The second part of our study focused on the analysis of sperm parameters and aneuploidy rates for lymphoma patients vs controls. Results observed in the literature concerning sperm parameters of patients with lymphoma differ from one study to another. As O’flaherty et al. [26], we did not find statistical differences between controls and patients for sperm concentration and motility, but another study [27] shows a decrease of these parameters for lymphoma patients. These discrepancies can be explained by the following causes: patients recruited for these studies have different basal sperm parameters, different individual parameters like age or exposition to environmental toxics or different stages of the disease. Moreover, some had fever during the disease that may have impaired their spermatogenesis [28]. Our results only showed a significant decrease in viability for both patient groups but the mean viability remained in a normal range in all the groups.

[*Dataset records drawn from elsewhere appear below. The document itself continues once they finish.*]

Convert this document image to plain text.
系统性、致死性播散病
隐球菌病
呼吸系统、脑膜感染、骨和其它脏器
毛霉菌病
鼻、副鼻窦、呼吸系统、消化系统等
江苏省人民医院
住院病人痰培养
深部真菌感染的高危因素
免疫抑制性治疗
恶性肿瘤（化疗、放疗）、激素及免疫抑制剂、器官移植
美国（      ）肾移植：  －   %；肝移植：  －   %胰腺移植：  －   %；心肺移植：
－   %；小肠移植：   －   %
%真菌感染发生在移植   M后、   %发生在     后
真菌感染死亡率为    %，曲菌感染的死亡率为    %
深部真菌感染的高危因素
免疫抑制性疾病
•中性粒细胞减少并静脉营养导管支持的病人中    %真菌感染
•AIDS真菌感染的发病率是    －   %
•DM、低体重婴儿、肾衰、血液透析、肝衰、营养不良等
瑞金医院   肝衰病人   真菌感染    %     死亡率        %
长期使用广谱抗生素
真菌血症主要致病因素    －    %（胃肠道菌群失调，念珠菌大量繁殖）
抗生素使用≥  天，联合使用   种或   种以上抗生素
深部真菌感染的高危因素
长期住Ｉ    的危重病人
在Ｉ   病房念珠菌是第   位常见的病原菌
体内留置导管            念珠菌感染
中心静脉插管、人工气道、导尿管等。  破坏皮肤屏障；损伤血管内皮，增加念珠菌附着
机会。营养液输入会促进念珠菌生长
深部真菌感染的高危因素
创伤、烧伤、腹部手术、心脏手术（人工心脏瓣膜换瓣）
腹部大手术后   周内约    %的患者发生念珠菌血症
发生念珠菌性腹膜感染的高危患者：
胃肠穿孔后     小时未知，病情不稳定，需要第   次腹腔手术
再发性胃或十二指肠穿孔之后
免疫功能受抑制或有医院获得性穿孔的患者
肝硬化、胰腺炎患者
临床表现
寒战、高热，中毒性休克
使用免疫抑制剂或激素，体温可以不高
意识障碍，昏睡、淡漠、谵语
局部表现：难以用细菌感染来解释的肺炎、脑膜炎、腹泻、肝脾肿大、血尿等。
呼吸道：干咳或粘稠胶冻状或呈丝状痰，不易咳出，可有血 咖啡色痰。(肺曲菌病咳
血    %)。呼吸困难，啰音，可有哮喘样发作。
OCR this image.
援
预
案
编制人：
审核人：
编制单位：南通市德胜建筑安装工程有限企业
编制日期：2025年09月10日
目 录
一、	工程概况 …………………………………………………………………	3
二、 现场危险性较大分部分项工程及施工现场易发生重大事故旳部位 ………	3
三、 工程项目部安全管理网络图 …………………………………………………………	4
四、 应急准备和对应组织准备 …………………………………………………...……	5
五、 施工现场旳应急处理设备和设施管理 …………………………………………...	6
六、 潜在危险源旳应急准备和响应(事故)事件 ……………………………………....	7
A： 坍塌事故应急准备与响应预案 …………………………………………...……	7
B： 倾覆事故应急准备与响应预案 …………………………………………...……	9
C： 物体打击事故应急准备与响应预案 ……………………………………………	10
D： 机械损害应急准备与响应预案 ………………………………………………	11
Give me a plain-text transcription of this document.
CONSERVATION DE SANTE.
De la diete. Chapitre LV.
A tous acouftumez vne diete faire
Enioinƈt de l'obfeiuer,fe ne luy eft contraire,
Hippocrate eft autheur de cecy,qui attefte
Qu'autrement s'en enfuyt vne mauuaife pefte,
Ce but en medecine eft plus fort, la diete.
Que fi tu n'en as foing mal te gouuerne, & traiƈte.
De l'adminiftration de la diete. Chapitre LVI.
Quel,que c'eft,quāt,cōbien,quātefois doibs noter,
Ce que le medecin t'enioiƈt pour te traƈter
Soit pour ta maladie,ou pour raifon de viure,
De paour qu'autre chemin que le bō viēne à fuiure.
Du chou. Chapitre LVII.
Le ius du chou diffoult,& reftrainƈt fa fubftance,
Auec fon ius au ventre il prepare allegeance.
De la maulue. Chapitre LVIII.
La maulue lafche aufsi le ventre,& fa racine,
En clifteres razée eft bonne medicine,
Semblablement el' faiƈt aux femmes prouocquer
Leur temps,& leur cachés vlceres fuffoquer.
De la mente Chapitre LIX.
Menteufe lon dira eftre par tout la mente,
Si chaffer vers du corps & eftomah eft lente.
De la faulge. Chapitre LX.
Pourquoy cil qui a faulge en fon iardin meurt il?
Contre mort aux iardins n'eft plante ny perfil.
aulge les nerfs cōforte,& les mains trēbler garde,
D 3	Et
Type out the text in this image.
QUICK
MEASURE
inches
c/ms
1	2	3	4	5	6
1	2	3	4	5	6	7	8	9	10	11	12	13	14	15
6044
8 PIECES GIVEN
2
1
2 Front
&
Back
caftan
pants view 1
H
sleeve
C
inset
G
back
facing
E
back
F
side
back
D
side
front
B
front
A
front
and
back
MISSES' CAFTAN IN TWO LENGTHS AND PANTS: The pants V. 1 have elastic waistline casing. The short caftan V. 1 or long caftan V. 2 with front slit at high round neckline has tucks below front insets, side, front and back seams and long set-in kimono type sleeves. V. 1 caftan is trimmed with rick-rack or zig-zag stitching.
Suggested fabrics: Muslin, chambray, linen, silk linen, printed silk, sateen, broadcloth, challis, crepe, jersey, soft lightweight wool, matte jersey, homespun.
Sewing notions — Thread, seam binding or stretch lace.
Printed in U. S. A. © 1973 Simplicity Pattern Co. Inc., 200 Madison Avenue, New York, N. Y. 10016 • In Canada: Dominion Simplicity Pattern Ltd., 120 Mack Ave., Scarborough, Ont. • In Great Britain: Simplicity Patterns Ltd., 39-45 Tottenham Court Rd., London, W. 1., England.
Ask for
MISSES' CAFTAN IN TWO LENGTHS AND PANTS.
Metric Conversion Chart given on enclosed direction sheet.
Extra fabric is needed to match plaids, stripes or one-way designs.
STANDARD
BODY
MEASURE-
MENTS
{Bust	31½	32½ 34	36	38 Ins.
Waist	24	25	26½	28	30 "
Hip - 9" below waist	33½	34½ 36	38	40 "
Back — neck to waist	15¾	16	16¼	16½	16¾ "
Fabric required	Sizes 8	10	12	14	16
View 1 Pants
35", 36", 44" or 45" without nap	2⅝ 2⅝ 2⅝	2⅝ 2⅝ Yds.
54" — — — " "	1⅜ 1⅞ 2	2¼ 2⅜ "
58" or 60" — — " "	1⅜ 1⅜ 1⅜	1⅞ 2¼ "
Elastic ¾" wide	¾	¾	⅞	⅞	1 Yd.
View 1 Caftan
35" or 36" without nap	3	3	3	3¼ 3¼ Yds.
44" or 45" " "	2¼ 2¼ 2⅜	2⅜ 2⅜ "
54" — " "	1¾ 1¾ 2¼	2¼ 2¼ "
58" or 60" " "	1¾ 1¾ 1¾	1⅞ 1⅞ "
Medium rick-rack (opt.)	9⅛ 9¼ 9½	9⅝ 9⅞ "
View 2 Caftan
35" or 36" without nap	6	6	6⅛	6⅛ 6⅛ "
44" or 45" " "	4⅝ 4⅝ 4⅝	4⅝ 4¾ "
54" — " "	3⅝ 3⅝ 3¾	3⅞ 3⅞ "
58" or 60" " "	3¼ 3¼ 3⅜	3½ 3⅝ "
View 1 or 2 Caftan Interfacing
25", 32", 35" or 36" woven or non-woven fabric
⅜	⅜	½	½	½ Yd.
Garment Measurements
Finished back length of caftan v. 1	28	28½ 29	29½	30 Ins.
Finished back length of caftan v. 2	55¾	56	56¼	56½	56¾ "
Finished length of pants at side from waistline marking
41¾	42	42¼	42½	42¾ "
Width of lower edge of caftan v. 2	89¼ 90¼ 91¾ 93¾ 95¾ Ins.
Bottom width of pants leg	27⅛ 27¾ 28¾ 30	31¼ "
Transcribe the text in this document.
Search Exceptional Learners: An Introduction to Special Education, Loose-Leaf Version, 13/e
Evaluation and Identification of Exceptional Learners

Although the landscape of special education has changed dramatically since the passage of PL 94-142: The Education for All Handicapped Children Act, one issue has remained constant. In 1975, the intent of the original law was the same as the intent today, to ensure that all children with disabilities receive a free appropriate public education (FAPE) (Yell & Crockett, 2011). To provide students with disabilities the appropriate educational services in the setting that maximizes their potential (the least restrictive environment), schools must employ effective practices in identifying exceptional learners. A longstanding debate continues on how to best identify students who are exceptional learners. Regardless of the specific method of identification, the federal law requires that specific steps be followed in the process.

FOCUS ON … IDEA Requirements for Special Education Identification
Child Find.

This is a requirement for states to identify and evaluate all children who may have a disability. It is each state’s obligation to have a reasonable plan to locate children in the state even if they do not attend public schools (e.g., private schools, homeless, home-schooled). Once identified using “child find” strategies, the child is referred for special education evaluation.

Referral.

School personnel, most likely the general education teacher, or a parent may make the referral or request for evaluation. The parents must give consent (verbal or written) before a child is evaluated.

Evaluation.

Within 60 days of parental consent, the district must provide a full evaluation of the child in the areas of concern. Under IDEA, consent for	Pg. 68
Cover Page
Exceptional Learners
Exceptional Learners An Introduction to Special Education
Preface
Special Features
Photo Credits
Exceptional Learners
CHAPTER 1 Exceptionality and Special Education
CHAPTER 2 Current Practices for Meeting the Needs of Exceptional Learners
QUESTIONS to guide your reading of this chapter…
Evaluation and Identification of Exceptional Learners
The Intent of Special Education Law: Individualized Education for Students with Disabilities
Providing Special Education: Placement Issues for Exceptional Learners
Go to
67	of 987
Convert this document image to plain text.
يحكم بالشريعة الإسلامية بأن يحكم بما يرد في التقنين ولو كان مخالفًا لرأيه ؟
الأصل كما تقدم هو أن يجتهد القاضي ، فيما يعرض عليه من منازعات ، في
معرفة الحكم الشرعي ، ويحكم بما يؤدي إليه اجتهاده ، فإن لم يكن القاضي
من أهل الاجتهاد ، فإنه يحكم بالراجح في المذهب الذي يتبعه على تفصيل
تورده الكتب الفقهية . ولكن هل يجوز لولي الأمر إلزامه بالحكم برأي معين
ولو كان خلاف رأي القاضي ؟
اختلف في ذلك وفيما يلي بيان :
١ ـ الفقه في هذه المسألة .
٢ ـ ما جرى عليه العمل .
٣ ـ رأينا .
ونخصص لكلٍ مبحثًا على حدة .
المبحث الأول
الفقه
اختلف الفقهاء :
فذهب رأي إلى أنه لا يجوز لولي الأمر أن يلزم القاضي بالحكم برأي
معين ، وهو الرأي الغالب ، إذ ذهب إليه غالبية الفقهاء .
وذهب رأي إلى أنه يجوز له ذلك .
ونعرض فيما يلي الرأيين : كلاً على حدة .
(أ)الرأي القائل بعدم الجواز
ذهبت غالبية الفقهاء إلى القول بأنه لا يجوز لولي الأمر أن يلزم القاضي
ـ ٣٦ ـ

Concerning the global data on sperm chromosomal abnormalities, the aneuploidy rates of our controls were quite consistent with the published results [7, 29]. This study provides for the first time data on sperm aneuploidy in a large cohort of lymphoma patients before gonadotoxic treatment. Several studies describe a non significant increase in aneuploidy rates for lymphoma patients [30-33]. In our study, the rates for our patients appear significantly higher than those observed for the controls. Our analysis of a large cohort of patients shows with a higher statistical power, the increase observed by others on smaller cohorts. We thus can clearly imply an impact of the disease itself on sperm aneuploidy rates, although the mechanism of this phenomenon is yet not understood. We tested if the increase may be related to higher aneuploidy rates for oligozoospermic patients in the lymphoma group. This was not the case, since no difference in aneuploidy rate was observed according to sperm count in the patient group (data not shown). More work has to be done to elucidate the impact of the pathology on aneuploidy rates.

Conclusion

Validation of automated reading for sperm-FISH is a major technical breakthrough that allows us to consider routine use of this technique in case of couples consulting for infertility problems. To date, the sperm-FISH technique does not allow sperm selection for In-Vitro Fertilization with Intra Cytoplasmic Sperm Injection. However, it provides useful information as an indicator of failure rate. Beyond the use of automated spot counters and/or image analysis systems, it would be appropriate for the next technical evolution to perform these techniques by flow cytometry. The data acquisition would be faster and the number of analyzed events more consistent.